We send this email before the first practice. Not after. Not two weeks in.
We say what time practice is, where it is, and what the kids should bring. We say whether parents need to stay, even though most at the youth levels do anyway. We name two or three things kids can work on before the season starts if they want a head start. Footwork. Arm strength. Field vision.
We don’t oversell the season. We don’t promise playing time. We don’t list fourteen organizational rules.
We close with one sentence about what makes this team different this year. Specific. Not “we have great culture.” Instead: “Last year’s team went 4-6 and nine starters are back. That changes what we can build.”
What has to be in the email
The schedule. A full practice and game schedule goes in this email or attached as a single clean PDF. Not “we’ll send that later.” Parents need to tell their employers, plan childcare, and coordinate with the other parent. If you don’t have the full season schedule yet, say when you’ll have it and send a placeholder with the first two weeks confirmed. The schedule is not optional content. It’s the reason most parents open the email.
Snacks. If your team does a snack rotation, say so here. Who is bringing snacks, when it starts, how to sign up. If you’re using a sign-up sheet, link it. If it’s informal, say that too. Parents will ask if you don’t address it. One sentence is enough: “We do a snack rotation for games. I’ll send a sign-up link next week.”

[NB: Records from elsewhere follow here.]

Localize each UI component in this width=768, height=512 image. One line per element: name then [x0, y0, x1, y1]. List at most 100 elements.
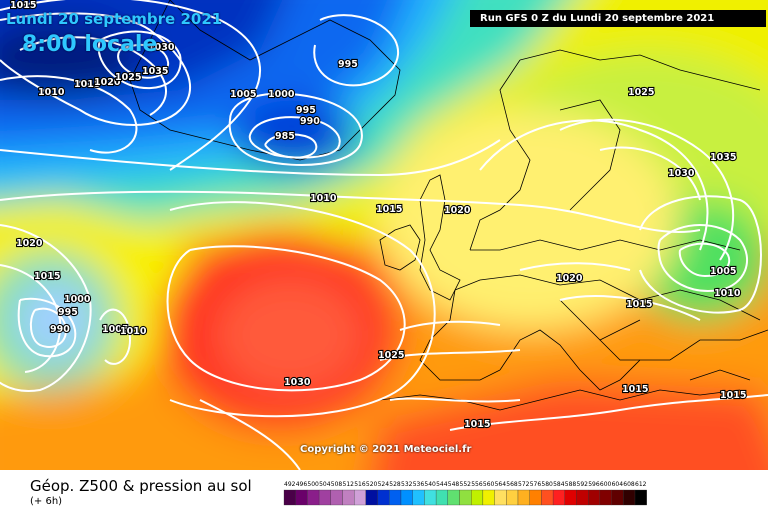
scale-tick-label: 580	[541, 481, 553, 488]
scale-tick-label: 588	[565, 481, 577, 488]
scale-swatch	[435, 489, 448, 506]
isobar-label: 1005	[102, 324, 128, 335]
isobar-label: 1025	[378, 350, 404, 361]
isobar-label: 1000	[268, 89, 295, 100]
copyright-notice: Copyright © 2021 Meteociel.fr	[300, 444, 472, 455]
isobar-label: 1030	[284, 377, 311, 388]
scale-tick-label: 608	[623, 481, 635, 488]
isobar-labels: 1015 1010 1030 1035 1015 1020 1025 995 1…	[9, 0, 748, 431]
scale-tick-label: 544	[436, 481, 448, 488]
isobar-label: 1000	[64, 294, 91, 305]
isobar-label: 990	[300, 116, 320, 127]
isobar-label: 1015	[376, 204, 402, 215]
scale-tick-label: 592	[577, 481, 589, 488]
isobar-label: 990	[50, 324, 70, 335]
scale-swatch	[506, 489, 519, 506]
isobar-label: 995	[338, 59, 358, 70]
isobar-label: 1030	[668, 168, 695, 179]
forecast-time: 8:00 locale	[22, 32, 158, 57]
scale-tick-label: 504	[319, 481, 331, 488]
scale-tick-label: 572	[518, 481, 530, 488]
forecast-date: Lundi 20 septembre 2021	[6, 10, 223, 28]
scale-swatch	[330, 489, 343, 506]
scale-tick-label: 496	[296, 481, 308, 488]
isobar-label: 995	[58, 307, 78, 318]
scale-swatch	[599, 489, 612, 506]
isobar-label: 1020	[16, 238, 43, 249]
scale-swatch	[471, 489, 484, 506]
scale-swatch	[517, 489, 530, 506]
scale-swatch	[541, 489, 554, 506]
isobar-label: 1015	[626, 299, 652, 310]
isobar-label: 1010	[38, 87, 65, 98]
isobar-label: 1010	[120, 326, 147, 337]
isobar-label: 1010	[310, 193, 337, 204]
scale-tick-label: 508	[331, 481, 343, 488]
scale-swatch	[529, 489, 542, 506]
scale-swatch	[365, 489, 378, 506]
scale-swatch	[494, 489, 507, 506]
scale-tick-label: 576	[530, 481, 542, 488]
scale-swatch	[634, 489, 647, 506]
isobar-label: 1015	[10, 0, 36, 11]
scale-swatch	[354, 489, 367, 506]
scale-swatch	[447, 489, 460, 506]
scale-swatch	[482, 489, 495, 506]
scale-tick-label: 500	[307, 481, 319, 488]
isobar-label: 1010	[714, 288, 741, 299]
scale-tick-label: 564	[495, 481, 507, 488]
scale-tick-label: 600	[600, 481, 612, 488]
isobar-label: 1035	[142, 66, 168, 77]
model-run-label: Run GFS 0 Z du Lundi 20 septembre 2021	[470, 10, 766, 27]
scale-tick-label: 548	[448, 481, 460, 488]
scale-swatch	[412, 489, 425, 506]
scale-tick-label: 520	[366, 481, 378, 488]
isobar-label: 1035	[710, 152, 736, 163]
isobar-label: 1025	[628, 87, 654, 98]
legend-bar: Géop. Z500 & pression au sol (+ 6h) 492 4…	[0, 470, 768, 512]
isobar-label: 1005	[710, 266, 736, 277]
scale-tick-label: 532	[401, 481, 413, 488]
scale-tick-label: 540	[424, 481, 436, 488]
scale-swatch	[283, 489, 296, 506]
scale-tick-label: 560	[483, 481, 495, 488]
isobar-label: 985	[275, 131, 295, 142]
scale-swatch	[588, 489, 601, 506]
scale-swatch	[564, 489, 577, 506]
isobar-label: 1015	[720, 390, 746, 401]
scale-tick-label: 524	[378, 481, 390, 488]
scale-tick-label: 568	[506, 481, 518, 488]
scale-swatch	[342, 489, 355, 506]
coastlines	[129, 0, 768, 411]
color-scale: 492 496 500 504 508 512 516 520 524 528 532 536 540 5…	[283, 481, 647, 506]
isobar-label: 1015	[464, 419, 490, 430]
scale-swatch	[389, 489, 402, 506]
forecast-step: (+ 6h)	[30, 496, 63, 507]
isobar-label: 1025	[115, 72, 141, 83]
isobar-label: 1015	[622, 384, 648, 395]
scale-swatch	[400, 489, 413, 506]
isobar-label: 1005	[230, 89, 256, 100]
isobars	[0, 0, 768, 470]
isobar-label: 1015	[74, 79, 100, 90]
isobar-label: 1020	[556, 273, 583, 284]
product-title: Géop. Z500 & pression au sol	[30, 477, 252, 495]
scale-swatch	[318, 489, 331, 506]
isobar-label: 1015	[34, 271, 60, 282]
scale-tick-label: 536	[413, 481, 425, 488]
scale-swatch	[307, 489, 320, 506]
scale-tick-label: 528	[389, 481, 401, 488]
scale-swatch	[623, 489, 636, 506]
scale-tick-label: 516	[354, 481, 366, 488]
scale-tick-label: 604	[612, 481, 624, 488]
scale-swatch	[552, 489, 565, 506]
scale-tick-label: 552	[460, 481, 472, 488]
isobar-label: 1030	[148, 42, 175, 53]
isobar-label: 1020	[94, 77, 121, 88]
isobar-label: 1020	[444, 205, 471, 216]
scale-tick-label: 596	[588, 481, 600, 488]
scale-tick-label: 492	[284, 481, 296, 488]
scale-swatch	[459, 489, 472, 506]
scale-swatch	[377, 489, 390, 506]
scale-swatch	[424, 489, 437, 506]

GameChanger. If you’re using GameChanger to manage the schedule, post stats, and send game reminders, tell parents in this email. Tell them to download the app and accept the team invite they’ll receive. Parents who don’t know it’s coming ignore the invite. Two sentences in the first email saves four confused follow-up texts per family. GameChanger handles schedules, lineup tracking, and live game updates in one place. Parents who use it stop asking you basic questions.
Why this works
Parents show up to information. They panic over mystery. The first email either makes them calm or makes them invent their own story. If we leave gaps, they fill them with the worst version.
Keep it short enough to read on a phone. No attachments except the schedule. If you need to share more than that, send it when they ask.
What it looks like
Here’s a real example. Adapt the details. Keep the structure.
Subject: [Team Name], Season starts [date]. Everything you need.
Hi everyone,
First practice is [day, date] at [time]. We meet at [location, including any parking or entrance notes].
Kids should bring water, cleats, and [any sport-specific gear]. No equipment will be distributed until the second practice.
The full schedule is attached. We have [X] games and [X] practices. The first game is [date] at [location].
We run a snack rotation for games. I’ll send a sign-up sheet by [date]. If you want to volunteer early, reply to this email.
We’re using GameChanger this season to manage the schedule and track games. You’ll receive a team invite by [date]. Download the app and accept it. That’s where field changes and rainout notices go first.
I do not promise any child a specific role before we’ve practiced together. What I can promise is that every player will be coached, challenged, and treated fairly. More on my philosophy when we meet in person.
One thing I’ll say now: [specific, honest sentence about what’s different or possible this year. Last year’s record. Who’s returning. What the team is working toward.]
Any questions before [first practice date], reply here.
[Coach Name] [Phone number] [Best time to call]
That’s it. No mission statement. No list of rules. No three paragraphs about the privilege of coaching their children.
Send it, then stop second-guessing it.